That's just not true. To give you a few pieces of the picture, moving collectors move little memory and do so rarely (relative to the allocation rate):
In the young generation, few objects survive and so few are moved (the very few that survive longer are moved into the old gen); in the old generation, most objects survive, but the allocation rate is so low that moving them is rare (although the memory management technique in the old gen doesn't matter as much precisely because the allocation rate is so low, so whether you want a moving algorithm or not in the old gen is less about speed and more about other concerns).
On top of that, the general principle of moving collectors (and why in theory they're cheaper than stack allocation) is that the cost of the overall work of moving memory is roughly constant for a specific workload, but its frequency can be made as low as you want by using more RAM.
The reason moving collectors are used in the first place is to reduce the high overhead of malloc/free allocators.

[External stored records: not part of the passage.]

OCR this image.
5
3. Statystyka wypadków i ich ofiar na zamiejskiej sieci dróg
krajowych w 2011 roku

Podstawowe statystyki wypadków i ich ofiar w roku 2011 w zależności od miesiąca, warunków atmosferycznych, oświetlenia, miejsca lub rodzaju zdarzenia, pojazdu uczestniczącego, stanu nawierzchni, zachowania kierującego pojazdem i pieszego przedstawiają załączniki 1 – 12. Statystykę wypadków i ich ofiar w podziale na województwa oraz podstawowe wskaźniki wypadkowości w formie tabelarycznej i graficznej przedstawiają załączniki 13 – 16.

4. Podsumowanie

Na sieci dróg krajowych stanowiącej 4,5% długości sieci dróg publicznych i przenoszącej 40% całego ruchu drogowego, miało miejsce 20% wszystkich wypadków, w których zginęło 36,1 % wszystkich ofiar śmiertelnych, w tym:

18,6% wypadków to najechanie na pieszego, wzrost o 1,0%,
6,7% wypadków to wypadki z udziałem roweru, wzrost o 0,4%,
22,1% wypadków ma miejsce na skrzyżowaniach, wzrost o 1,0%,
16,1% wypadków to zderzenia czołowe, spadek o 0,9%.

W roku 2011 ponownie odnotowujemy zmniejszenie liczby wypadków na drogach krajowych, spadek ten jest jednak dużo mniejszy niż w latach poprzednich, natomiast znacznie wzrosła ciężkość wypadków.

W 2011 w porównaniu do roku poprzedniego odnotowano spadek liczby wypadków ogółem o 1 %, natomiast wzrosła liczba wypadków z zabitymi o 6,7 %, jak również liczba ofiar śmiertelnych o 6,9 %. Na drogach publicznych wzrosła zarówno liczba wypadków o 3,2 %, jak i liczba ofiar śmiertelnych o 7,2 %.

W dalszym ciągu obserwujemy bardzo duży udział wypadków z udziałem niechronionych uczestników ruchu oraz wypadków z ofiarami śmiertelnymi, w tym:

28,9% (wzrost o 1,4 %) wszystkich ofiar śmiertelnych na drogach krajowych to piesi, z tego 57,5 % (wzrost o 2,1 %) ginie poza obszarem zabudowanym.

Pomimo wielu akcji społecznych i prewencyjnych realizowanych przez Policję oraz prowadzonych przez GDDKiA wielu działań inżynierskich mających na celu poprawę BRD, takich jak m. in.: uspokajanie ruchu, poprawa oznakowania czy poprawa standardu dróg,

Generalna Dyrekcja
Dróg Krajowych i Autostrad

Anyway, the general point I was making above is that a machine is exhausted not when both CPU and RAM are exhausted, but when one of them is. Efficient hardware utilisation is when the program strikes some good balance between them. There's not much point to reducing RAM footprint when CPU utilisation is high or reducing CPU consumption when RAM consumption is high. Using much of one and little of the other is wasteful when you can reduce the higher one by increasing the other. Moving collectors give you a convenient knob to do that: if a program consumes a lot of CPU and little RAM, you can increase the heap and turn some RAM into CPU and vice versa.